…
©Anna genovés
Revisado el
catorce de junio de 2025
*En
reconocimiento a este gran escritor español que tantas alegrías dejó a nuestros
mayores y nosotros mismos.
El apagón
Son las doce de la mañana de un
lunes anormal: veintiocho de abril del año dos mil veinticinco. En Valencia es
fiesta —la Pascua de San Vicente—, pero el gimnasio está a rebosar. "¡Uf…!
¡Qué mal! ¿Por qué no se han ido a comerse la mona?", me digo al entrar.
Me cambio y salgo a la sala, a lo
mío, a muscular. Comparto máquinas con unas pavas y, de repente, la luz se
apaga. El deportivo es tan grande y tan guay que no pasa nada. Cada uno a lo
suyo con las luces de emergencia.
Sin embargo, el asunto seguía sin
solución y los móviles tampoco funcionaban. La maquinaria eléctrica también se
marchó. Los usuarios más precavidos se esfumaban, y los aguerridos allí
seguíamos, en la parte donde las paredes son transparentes y entra la luz del
sol.
Un runrún creciente me ha hecho
afinar el oído…
—¿Sabes lo que ha sucedido?
—pregunta alguien.
A lo que un chaval ha respondido:
—Se ha caído la red eléctrica
estatal. No hay cobertura móvil ni ná de ná.

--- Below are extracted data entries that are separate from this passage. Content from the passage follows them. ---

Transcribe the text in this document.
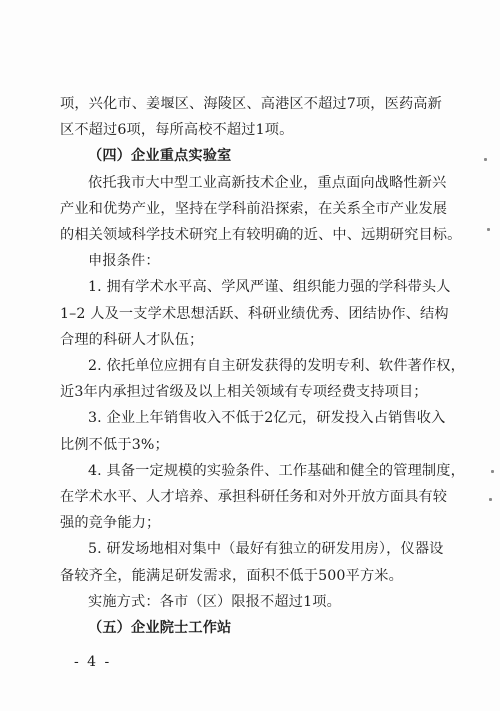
项，兴化市、姜堰区、海陵区、高港区不超过7项，医药高新
区不超过6项，每所高校不超过1项。
（四）企业重点实验室
依托我市大中型工业高新技术企业，重点面向战略性新兴
产业和优势产业，坚持在学科前沿探索，在关系全市产业发展
的相关领域科学技术研究上有较明确的近、中、远期研究目标。
申报条件：
1. 拥有学术水平高、学风严谨、组织能力强的学科带头人
1–2 人及一支学术思想活跃、科研业绩优秀、团结协作、结构
合理的科研人才队伍；
2. 依托单位应拥有自主研发获得的发明专利、软件著作权，
近3年内承担过省级及以上相关领域有专项经费支持项目；
3. 企业上年销售收入不低于2亿元，研发投入占销售收入
比例不低于3%；
4. 具备一定规模的实验条件、工作基础和健全的管理制度，
在学术水平、人才培养、承担科研任务和对外开放方面具有较
强的竞争能力；
5. 研发场地相对集中（最好有独立的研发用房），仪器设
备较齐全，能满足研发需求，面积不低于500平方米。
实施方式：各市（区）限报不超过1项。
（五）企业院士工作站
- 4 -
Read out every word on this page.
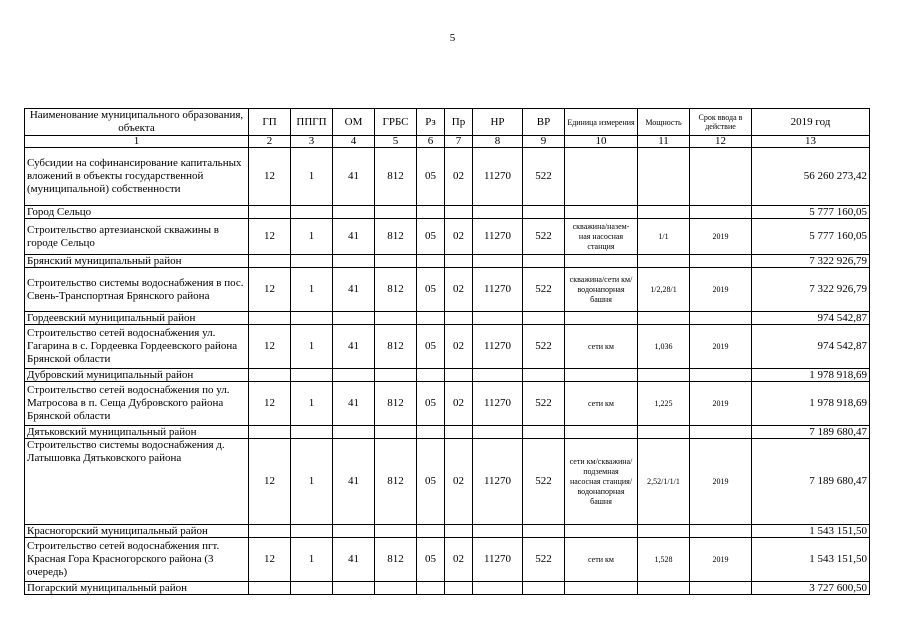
5
Наименование муниципального образования, объекта	ГП	ППГП	ОМ	ГРБС	Рз	Пр	НР	ВР	Единица измерения	Мощность	Срок ввода в действие	2019 год
1	2	3	4	5	6	7	8	9	10	11	12	13
Субсидии на софинансирование капитальных вложений в объекты государственной (муниципальной) собственности	12	1	41	812	05	02	11270	522				56 260 273,42
Город Сельцо												5 777 160,05
Строительство артезианской скважины в городе Сельцо	12	1	41	812	05	02	11270	522	скважина/назем-ная насосная станция	1/1	2019	5 777 160,05
Брянский муниципальный район												7 322 926,79
Строительство системы водоснабжения в пос. Свень-Транспортная Брянского района	12	1	41	812	05	02	11270	522	скважина/сети км/водонапорная башня	1/2,28/1	2019	7 322 926,79
Гордеевский муниципальный район												974 542,87
Строительство сетей водоснабжения ул. Гагарина в с. Гордеевка Гордеевского района Брянской области	12	1	41	812	05	02	11270	522	сети км	1,036	2019	974 542,87
Дубровский муниципальный район												1 978 918,69
Строительство сетей водоснабжения по ул. Матросова в п. Сеща Дубровского района Брянской области	12	1	41	812	05	02	11270	522	сети км	1,225	2019	1 978 918,69
Дятьковский муниципальный район												7 189 680,47
Строительство системы водоснабжения д. Латышовка Дятьковского района	12	1	41	812	05	02	11270	522	сети км/скважина/ подземная насосная станция/ водонапорная башня	2,52/1/1/1	2019	7 189 680,47
Красногорский муниципальный район												1 543 151,50
Строительство сетей водоснабжения пгт. Красная Гора Красногорского района (3 очередь)	12	1	41	812	05	02	11270	522	сети км	1,528	2019	1 543 151,50
Погарский муниципальный район												3 727 600,50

Risas y comentarios a tutiplén.
Que si habíamos tenido un ataque cibernético, que si se había roto un satélite,
que el ataque provenía de las autoridades, que por eso nos dijeron que
compráramos un kit de supervivencia, que sí tal y pascual… La verdad, demasiados
“qués”. Tantos que te quedas con cara de gilipollas. Tantos que sabes que nadie
sabe el porqué.
Alguien dice, de repente:
—No ha sido solo en España. Toda
Europa está igual.
A esas alturas, nadie llevaba
cascos ni de hormiga ni de cable. Los que aún estábamos dándole a los hierros
nos mirábamos con cara de: “Es el principio del fin”. “Es el estamos hasta los
huevos de la manipulación”.
Primero la pandemia, después la
guerra de Ucrania, Israel, la DANA. ¡Ufff…! Ya lo dijo Elon: “La caída de las
telecos será la III GM”. A ver si tiene razón.
A todo esto, la monitora nos va dice:
—Si a la una y cuarto seguimos
igual, por protocolo de emergencia, el deportivo se cierra.
Es lógico, pienso. Hay zonas
oscuras y, en ese momento, somos pocos los que quedamos dentro. Nadie sabe lo
que puede pasar o lo que no. Pero, como estamos escaldados, mejor: precaución.
Las pocas damas que quedamos
vamos juntas al vestuario. Ya no podemos ducharnos. Recogemos los trastos y a
casa pitando. Cuando llegamos al cambiador, todas exhalamos. Hay más luz dentro
que fuera: focos de emergencia por toda la cuadrícula. Un gustazo.
En la calle, hace un calor
aplastante. Menos mal, porque voy sudada como un pollo. ¡Qué asco!, pienso. Al
llegar a casa, mi marido está tranquilo y se sorprende al verme. Su salud no es
demasiado halagüeña y aún no se ha enterado de lo que pasa. Hablamos y comienza
a darse cuenta de que no funciona nada. Nada de nada.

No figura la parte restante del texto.